Nous nous retrouvons face à lui.
On a beau ériger des édifices,
Le vent trouve toujours son chemin.
Quand la fatigue nous saisit,
Pourrions-nous nous y accoter,
Afin qu’il nous soutienne?
Les gouttes d’eau tombent.
Et nous, nous activons les essuie-glaces,
Pour mieux voir le chemin.
Le pare-brise fait exploser les moments;
De nombreuses gouttes, seulettes.
Mais collectivement, elles dressent un feeling intégral.
Une histoire a besoin d’un arc narratif.
Quelles couleurs aura mon arc à moi?
Je pleure de joie,
Je pleure, car on me fait mal.
Sous un nuage gris,
Qui se déverse sur nous;
Impossible d’apercevoir les nuances.
J’ai un nuage métaphorique au-dessus de moi,
Qui me garde sous l’ombre de mémère,
Elle qui savait qu’on n’était pas des sauvages,
Car nous n’étions pas des saoulons.
C’est une des choses qu’elle m’a dites,
Un verre de brandy devant elle.
Il faut écouter nos grands-mères.
Elles qui portent nos traditions, notre folklore.
Elles qui portent la sagesse des ancêtres.
Je vous salue Marie,
Vous qui êtes bénie entre toutes les femmes,
Car le fruit de vos entrailles,
Aurait pu me sauver,
Selon les histoires qu’on a écrites sur lui.

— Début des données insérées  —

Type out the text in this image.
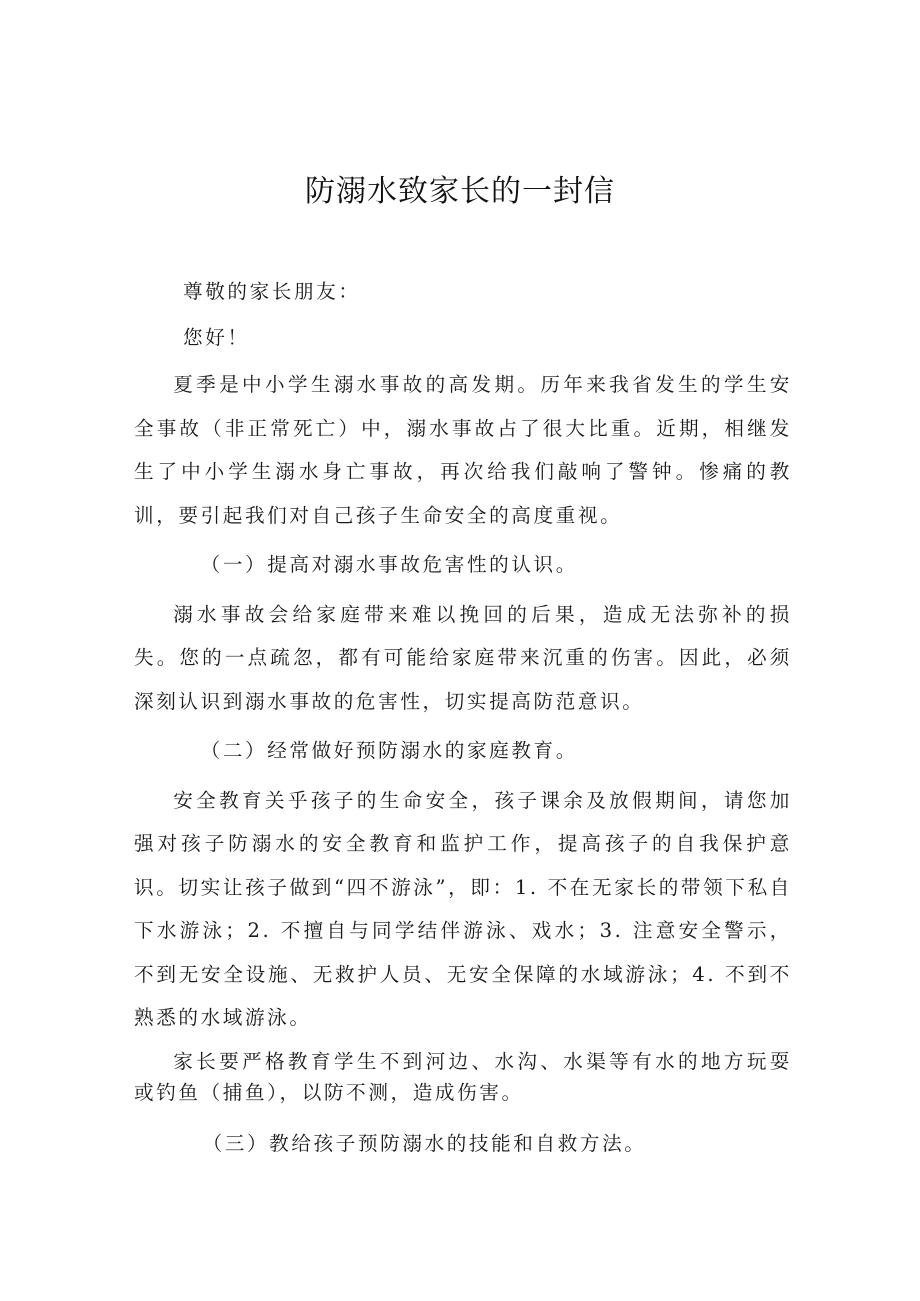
防溺水致家长的一封信

尊敬的家长朋友：

您好！

夏季是中小学生溺水事故的高发期。历年来我省发生的学生安全事故（非正常死亡）中，溺水事故占了很大比重。近期，相继发生了中小学生溺水身亡事故，再次给我们敲响了警钟。惨痛的教训，要引起我们对自己孩子生命安全的高度重视。

（一）提高对溺水事故危害性的认识。

溺水事故会给家庭带来难以挽回的后果，造成无法弥补的损失。您的一点疏忽，都有可能给家庭带来沉重的伤害。因此，必须深刻认识到溺水事故的危害性，切实提高防范意识。

（二）经常做好预防溺水的家庭教育。

安全教育关乎孩子的生命安全，孩子课余及放假期间，请您加强对孩子防溺水的安全教育和监护工作，提高孩子的自我保护意识。切实让孩子做到“四不游泳”，即：1. 不在无家长的带领下私自下水游泳；2. 不擅自与同学结伴游泳、戏水；3. 注意安全警示，不到无安全设施、无救护人员、无安全保障的水域游泳；4. 不到不熟悉的水域游泳。

家长要严格教育学生不到河边、水沟、水渠等有水的地方玩耍或钓鱼（捕鱼），以防不测，造成伤害。

（三）教给孩子预防溺水的技能和自救方法。
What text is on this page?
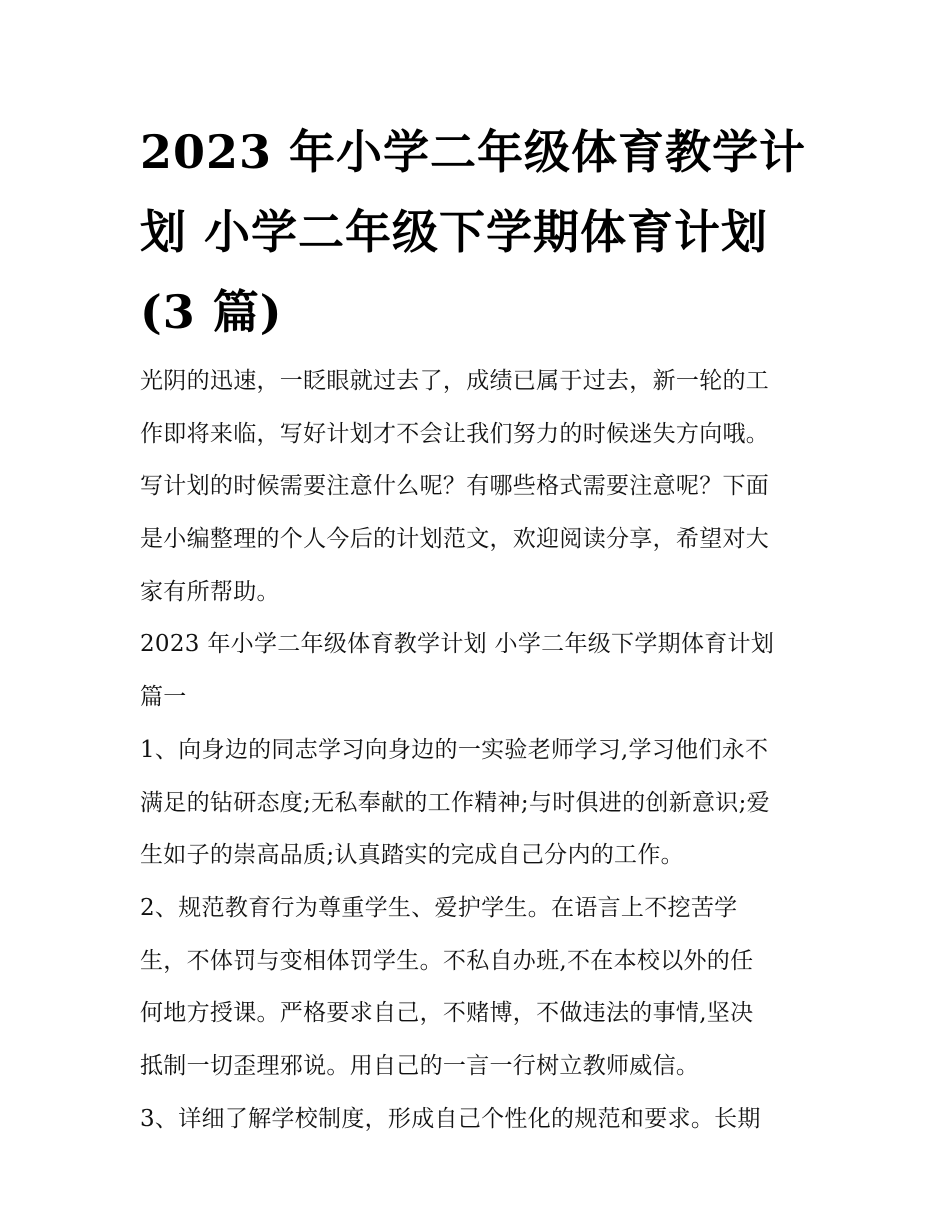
2023 年小学二年级体育教学计
划 小学二年级下学期体育计划
(3 篇)
光阴的迅速，一眨眼就过去了，成绩已属于过去，新一轮的工
作即将来临，写好计划才不会让我们努力的时候迷失方向哦。
写计划的时候需要注意什么呢？有哪些格式需要注意呢？下面
是小编整理的个人今后的计划范文，欢迎阅读分享，希望对大
家有所帮助。
2023 年小学二年级体育教学计划 小学二年级下学期体育计划
篇一
1、向身边的同志学习向身边的一实验老师学习,学习他们永不
满足的钻研态度;无私奉献的工作精神;与时俱进的创新意识;爱
生如子的崇高品质;认真踏实的完成自己分内的工作。
2、规范教育行为尊重学生、爱护学生。在语言上不挖苦学
生，不体罚与变相体罚学生。不私自办班,不在本校以外的任
何地方授课。严格要求自己，不赌博，不做违法的事情,坚决
抵制一切歪理邪说。用自己的一言一行树立教师威信。
3、详细了解学校制度，形成自己个性化的规范和要求。长期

Prier c’est parler à quelqu’un qui n’est pas là.
Je ne crois pas à la prière.
Au Créateur.
Mais ça m’arrive de parler quand il n’y a personne là.
Les bouteilles de vin accumulées sur la table.
Partagées avec des invités qui ont déjà repris leur route chez eux.
Je préfère les bouteilles de gin,
Car avec une lumière,
Elles savent créer des arcs-en-ciel.
Les bouteilles de bière me font penser à mon père,
Aux eaux marronnes de la rivière Rouge.
Mon sang rouge fait de moi un acte de réconciliation.
J’ai hérité une haine de qui je suis.
Je suis Métis, malgré ce que mémère m’a dit.
Je suis gai, malgré mes nombreuses prières.
Ma nation est née d’hommes qui ont choisi de délaisser leurs femmes catholiques.
À la chasse de queues,
Mouillées par les eaux du Grand Manitou.
On se sent errant sur des eaux mouvementées.
Instable, on se cherche un troisième point d’ancrage.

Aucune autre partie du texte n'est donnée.